Offering design comes with risks. I also strongly recommend getting Design Liability Insurance and adding the cost of coverage to your pricing strategy.
#2: Create a clearly defined process
To control costs and manage customer expectations you need to decide what level of service you will offer, and whether you will offer your design services at a fixed price or on an hourly rate. At my business I used a fixed/defined process and price strategy limited to concept design. This was because as a Design/Builder our goal was to quickly get to a contract for construction. Completing the plans for permit application only happened if we built the project. For our target customer type that process worked well and kept the upfront cost of making decisions and getting to a fixed price quote down for our clients.

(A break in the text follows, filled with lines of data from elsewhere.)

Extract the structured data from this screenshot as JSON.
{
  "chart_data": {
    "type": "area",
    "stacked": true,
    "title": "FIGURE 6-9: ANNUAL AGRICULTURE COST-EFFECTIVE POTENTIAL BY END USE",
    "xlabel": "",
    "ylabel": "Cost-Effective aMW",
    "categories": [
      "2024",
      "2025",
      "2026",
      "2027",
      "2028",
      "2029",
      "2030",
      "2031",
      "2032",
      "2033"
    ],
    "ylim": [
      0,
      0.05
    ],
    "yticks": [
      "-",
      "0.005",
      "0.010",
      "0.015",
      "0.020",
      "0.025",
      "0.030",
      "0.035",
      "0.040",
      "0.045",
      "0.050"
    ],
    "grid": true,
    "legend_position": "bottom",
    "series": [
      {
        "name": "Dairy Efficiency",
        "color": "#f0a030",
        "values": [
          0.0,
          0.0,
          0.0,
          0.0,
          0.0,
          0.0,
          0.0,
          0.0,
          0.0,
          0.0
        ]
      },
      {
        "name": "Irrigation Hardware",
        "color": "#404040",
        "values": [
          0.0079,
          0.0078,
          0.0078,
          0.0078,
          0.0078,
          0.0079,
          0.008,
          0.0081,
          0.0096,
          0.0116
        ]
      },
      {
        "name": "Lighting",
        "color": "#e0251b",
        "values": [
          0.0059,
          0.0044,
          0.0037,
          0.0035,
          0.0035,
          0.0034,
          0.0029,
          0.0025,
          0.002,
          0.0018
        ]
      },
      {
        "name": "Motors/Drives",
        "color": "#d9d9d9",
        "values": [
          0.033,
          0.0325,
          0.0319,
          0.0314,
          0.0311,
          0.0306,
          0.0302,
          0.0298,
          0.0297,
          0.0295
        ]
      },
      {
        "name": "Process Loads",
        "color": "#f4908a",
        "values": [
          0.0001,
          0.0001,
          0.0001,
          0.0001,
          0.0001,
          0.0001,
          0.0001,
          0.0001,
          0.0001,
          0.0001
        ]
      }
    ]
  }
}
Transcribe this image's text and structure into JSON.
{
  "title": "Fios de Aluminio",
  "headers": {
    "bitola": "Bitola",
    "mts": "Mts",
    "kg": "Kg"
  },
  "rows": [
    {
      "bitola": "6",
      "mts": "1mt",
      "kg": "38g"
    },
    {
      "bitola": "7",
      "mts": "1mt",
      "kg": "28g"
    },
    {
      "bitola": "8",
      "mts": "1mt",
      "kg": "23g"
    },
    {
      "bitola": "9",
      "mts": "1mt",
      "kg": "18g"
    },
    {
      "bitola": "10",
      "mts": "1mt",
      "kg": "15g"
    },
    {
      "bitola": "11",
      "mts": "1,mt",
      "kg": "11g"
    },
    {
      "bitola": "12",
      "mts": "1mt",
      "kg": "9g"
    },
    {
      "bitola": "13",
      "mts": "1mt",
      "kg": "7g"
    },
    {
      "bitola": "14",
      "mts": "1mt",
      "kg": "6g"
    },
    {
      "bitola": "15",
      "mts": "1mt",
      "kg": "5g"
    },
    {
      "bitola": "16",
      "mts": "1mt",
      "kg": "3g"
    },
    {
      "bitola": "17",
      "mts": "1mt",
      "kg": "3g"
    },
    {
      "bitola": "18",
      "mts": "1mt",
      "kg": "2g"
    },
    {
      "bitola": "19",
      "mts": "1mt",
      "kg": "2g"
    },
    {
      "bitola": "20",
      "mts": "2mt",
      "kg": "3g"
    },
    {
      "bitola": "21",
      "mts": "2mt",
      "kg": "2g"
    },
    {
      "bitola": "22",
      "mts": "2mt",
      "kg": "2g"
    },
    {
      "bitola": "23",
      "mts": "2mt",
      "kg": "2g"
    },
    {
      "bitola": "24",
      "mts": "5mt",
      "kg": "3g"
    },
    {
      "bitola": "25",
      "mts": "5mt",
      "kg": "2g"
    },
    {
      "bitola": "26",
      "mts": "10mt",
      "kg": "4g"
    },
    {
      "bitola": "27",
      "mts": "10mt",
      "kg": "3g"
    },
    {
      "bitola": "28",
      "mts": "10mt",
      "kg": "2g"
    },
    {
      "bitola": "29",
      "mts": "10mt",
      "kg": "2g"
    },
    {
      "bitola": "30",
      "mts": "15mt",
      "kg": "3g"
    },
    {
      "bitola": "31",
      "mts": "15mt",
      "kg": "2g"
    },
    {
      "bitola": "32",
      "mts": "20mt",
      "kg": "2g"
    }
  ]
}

The image below shows the first half of the Design/Build process I share with my clients.
#3: Ownership of the plans
Consider whether you are selling design services or plans. If you sell plans your clients may see their project as a commodity and may want to use those plans to collect bids from other contractors. Allowing that to happen also definitely increases your design liability. My recommendation is to differentiate your business by selling personalized design services, not plans. Then, only offer design services to prospects who intend to hire your business to complete the project. Plans for permit can then be created and shared with them after they commit to construction.
#4: Use a supporting marketing and sales strategy
After thinking through and deciding on the considerations mentioned above the business will need a way to market and sell their offering. The right marketing should help define your offering so prospects can prequalify whether what you offer is right for them, or not. Doing this will help attracted your targeted prospect and save salespeople a lot of time on sales calls. This is because by doing so prospects will only need to clarify and confirm your offering when they request to meet or speak with you, you will no longer need to introduce and explain your offering.
Your web site is a great tool to use for marketing and explaining your design services. And, if the information is on your web site, you can direct prospects to it from the other marketing tactics you use, or when they first call your office to inquire about a project that requires design.